In this study, we used the data published by the NOAA storm Database to study the events that are most harmful with respect to population health and has the greatest economic consequences.
setwd('~/Documents/')
dat <- read.table('repdata.data.StormData.csv.bz2', header = TRUE, sep = ',', as.is = TRUE)
head(dat, 2)
## STATE__ BGN_DATE BGN_TIME TIME_ZONE COUNTY COUNTYNAME STATE
## 1 1 4/18/1950 0:00:00 0130 CST 97 MOBILE AL
## 2 1 4/18/1950 0:00:00 0145 CST 3 BALDWIN AL
## EVTYPE BGN_RANGE BGN_AZI BGN_LOCATI END_DATE END_TIME COUNTY_END
## 1 TORNADO 0 0
## 2 TORNADO 0 0
## COUNTYENDN END_RANGE END_AZI END_LOCATI LENGTH WIDTH F MAG FATALITIES
## 1 NA 0 14 100 3 0 0
## 2 NA 0 2 150 2 0 0
## INJURIES PROPDMG PROPDMGEXP CROPDMG CROPDMGEXP WFO STATEOFFIC ZONENAMES
## 1 15 25.0 K 0
## 2 0 2.5 K 0
## LATITUDE LONGITUDE LATITUDE_E LONGITUDE_ REMARKS REFNUM
## 1 3040 8812 3051 8806 1
## 2 3042 8755 0 0 2
There are 902297 lines loaded from the data, in which 985 kinds of events were recorded.
event <- dat$EVTYPE
event.table <- sort(table(event), decreasing = TRUE)
sum(event.table > 1e4)
## [1] 12
sum(event.table[event.table > 1e4])/sum(event.table)
## [1] 0.9166516
Among all recorded events, the pie chart shows the top 12 events that play a major roles (92%) of all observed events
top.events <- event.table[event.table > 1e4]/sum(event.table)

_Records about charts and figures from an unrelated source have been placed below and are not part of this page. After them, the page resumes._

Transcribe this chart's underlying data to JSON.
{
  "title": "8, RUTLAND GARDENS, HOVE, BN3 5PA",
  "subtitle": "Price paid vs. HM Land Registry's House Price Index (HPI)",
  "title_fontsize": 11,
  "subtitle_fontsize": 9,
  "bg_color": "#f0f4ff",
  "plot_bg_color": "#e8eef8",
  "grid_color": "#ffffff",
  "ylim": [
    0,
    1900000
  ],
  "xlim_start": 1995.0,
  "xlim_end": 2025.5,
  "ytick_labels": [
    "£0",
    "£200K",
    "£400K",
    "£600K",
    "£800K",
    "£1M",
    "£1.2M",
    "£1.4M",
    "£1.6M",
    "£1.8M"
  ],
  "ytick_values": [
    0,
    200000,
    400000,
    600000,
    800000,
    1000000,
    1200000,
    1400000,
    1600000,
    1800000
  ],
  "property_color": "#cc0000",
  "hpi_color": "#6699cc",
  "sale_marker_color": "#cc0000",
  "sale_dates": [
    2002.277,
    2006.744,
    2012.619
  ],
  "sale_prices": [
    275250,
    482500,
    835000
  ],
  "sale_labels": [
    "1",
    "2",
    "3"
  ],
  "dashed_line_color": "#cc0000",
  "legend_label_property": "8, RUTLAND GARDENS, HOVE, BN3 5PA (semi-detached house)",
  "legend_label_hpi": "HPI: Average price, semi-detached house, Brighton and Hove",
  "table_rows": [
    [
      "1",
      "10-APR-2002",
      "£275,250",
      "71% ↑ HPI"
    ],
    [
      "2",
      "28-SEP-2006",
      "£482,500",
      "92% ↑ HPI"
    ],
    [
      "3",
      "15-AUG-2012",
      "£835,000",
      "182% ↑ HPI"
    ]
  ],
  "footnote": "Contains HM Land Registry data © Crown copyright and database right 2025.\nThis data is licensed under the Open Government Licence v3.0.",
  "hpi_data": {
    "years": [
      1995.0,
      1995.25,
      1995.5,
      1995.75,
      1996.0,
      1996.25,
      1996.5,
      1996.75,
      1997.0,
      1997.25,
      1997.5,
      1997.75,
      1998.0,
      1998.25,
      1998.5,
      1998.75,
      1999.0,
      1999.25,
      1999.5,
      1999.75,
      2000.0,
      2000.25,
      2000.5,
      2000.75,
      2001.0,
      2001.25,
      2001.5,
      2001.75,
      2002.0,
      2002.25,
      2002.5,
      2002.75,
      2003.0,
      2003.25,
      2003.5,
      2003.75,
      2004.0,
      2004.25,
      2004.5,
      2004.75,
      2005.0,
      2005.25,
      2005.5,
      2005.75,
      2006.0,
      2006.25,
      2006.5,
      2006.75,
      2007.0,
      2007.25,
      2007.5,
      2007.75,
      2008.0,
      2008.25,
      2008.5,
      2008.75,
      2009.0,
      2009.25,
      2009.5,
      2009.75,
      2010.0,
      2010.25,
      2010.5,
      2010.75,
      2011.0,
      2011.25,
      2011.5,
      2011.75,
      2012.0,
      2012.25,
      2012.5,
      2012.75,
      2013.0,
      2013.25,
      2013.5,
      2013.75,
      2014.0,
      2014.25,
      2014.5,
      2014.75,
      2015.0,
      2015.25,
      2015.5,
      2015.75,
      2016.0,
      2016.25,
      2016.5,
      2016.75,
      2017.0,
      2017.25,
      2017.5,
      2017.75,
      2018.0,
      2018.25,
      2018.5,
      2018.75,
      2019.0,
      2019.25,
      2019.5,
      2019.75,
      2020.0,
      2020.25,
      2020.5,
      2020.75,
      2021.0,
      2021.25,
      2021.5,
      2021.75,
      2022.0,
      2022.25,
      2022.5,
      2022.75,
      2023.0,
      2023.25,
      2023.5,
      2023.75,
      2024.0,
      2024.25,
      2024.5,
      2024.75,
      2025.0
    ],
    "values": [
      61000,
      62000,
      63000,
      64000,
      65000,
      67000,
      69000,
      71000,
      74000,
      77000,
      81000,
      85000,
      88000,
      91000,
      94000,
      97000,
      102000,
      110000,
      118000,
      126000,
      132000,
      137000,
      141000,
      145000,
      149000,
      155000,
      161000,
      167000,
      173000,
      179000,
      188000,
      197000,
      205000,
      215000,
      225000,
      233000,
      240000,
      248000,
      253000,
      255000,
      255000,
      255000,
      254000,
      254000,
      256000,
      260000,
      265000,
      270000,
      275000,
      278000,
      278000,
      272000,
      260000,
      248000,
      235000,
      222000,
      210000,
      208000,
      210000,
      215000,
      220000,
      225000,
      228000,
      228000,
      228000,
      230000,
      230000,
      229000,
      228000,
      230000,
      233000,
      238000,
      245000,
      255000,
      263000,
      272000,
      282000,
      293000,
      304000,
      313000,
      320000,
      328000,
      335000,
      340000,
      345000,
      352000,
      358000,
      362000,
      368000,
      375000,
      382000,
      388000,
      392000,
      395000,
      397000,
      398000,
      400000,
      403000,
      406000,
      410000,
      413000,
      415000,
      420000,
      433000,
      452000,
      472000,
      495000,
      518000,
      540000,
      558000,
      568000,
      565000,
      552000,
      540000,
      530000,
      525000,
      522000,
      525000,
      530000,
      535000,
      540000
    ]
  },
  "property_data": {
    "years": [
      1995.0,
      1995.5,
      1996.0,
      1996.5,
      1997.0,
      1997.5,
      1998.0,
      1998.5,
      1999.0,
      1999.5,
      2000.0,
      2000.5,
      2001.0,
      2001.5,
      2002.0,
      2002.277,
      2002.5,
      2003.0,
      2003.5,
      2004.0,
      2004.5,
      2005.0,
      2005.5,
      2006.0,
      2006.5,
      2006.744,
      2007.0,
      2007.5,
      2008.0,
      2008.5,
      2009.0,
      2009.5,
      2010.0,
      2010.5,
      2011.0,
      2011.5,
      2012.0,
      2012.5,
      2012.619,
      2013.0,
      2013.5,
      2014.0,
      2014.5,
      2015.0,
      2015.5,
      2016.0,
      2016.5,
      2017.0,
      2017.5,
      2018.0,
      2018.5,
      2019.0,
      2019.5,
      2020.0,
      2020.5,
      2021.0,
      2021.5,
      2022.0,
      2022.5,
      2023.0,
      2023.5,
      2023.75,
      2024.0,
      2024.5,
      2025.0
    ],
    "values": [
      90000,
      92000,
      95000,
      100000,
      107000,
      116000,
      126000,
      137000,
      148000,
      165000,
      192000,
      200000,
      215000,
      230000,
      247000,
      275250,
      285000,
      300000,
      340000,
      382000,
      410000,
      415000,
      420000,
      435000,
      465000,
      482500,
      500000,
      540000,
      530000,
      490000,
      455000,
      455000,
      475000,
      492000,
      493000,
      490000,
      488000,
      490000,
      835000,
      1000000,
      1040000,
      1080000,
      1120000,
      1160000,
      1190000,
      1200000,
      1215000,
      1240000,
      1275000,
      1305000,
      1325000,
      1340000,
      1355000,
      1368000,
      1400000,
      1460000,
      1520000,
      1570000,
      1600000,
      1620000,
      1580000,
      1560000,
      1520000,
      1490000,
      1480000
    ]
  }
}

top.events <- c(1 - sum(top.events), top.events)
names(top.events)[1] <- 'Others'
top.events <- sort(top.events, decreasing = TRUE)
pie(top.events, main = 'Major Events Occureed Frequently')
There are three variables of interest in this dataset, in which FATALITIES and INJURIES measure public health risk, which PROPDMG measures economic consequences. Both FATALITIES and INJURIES are counts, and in most of the cases, their values are zero
mean(dat$FATALITIES == 0)
## [1] 0.9922708
mean(dat$INJURIES == 0)
## [1] 0.9804898
To find the most harmful event that threatens the public health, we can calculate the means of FATALITIES and INJURIES for each type of events. The top 10 most harmful events for fatalities and injuries are listed as below
mean.fat <- sort(tapply(dat$FATALITIES, dat$EVTYPE, mean), decreasing = TRUE)
mean.inj <- sort(tapply(dat$INJURIES, dat$EVTYPE, mean), decreasing = TRUE)
head(mean.fat, 10)
## TORNADOES, TSTM WIND, HAIL COLD AND SNOW
## 25.000000 14.000000
## TROPICAL STORM GORDON RECORD/EXCESSIVE HEAT
## 8.000000 5.666667
## EXTREME HEAT HEAT WAVE DROUGHT
## 4.363636 4.000000
## HIGH WIND/SEAS MARINE MISHAP
## 4.000000 3.500000
## WINTER STORMS Heavy surf and wind
## 3.333333 3.000000
head(mean.inj, 10)
## Heat Wave TROPICAL STORM GORDON WILD FIRES
## 70.00000 43.00000 37.50000
## THUNDERSTORMW HIGH WIND AND SEAS SNOW/HIGH WINDS
## 27.00000 20.00000 18.00000
## GLAZE/ICE STORM HEAT WAVE DROUGHT WINTER STORM HIGH WINDS
## 15.00000 15.00000 15.00000
## HURRICANE/TYPHOON
## 14.48864
The most harmful event for fatalities and injuries are TORNADOES, TSTM WIND, HAIL and Heat Wave, respectively.
Similarly, the economic consequences can be measured by the mean of PROPDMG.
mean.eco <- sort(tapply(dat$PROPDMG, dat$EVTYPE, mean), decreasing = TRUE)
head(mean.eco)
## COASTAL EROSION HEAVY RAIN AND FLOOD RIVER AND STREAM FLOOD
## 766 600 600
## Landslump BLIZZARD/WINTER STORM FLASH FLOOD/
## 570 500 500
Thus, the event that has the greatest economic consequences is COASTAL EROSION.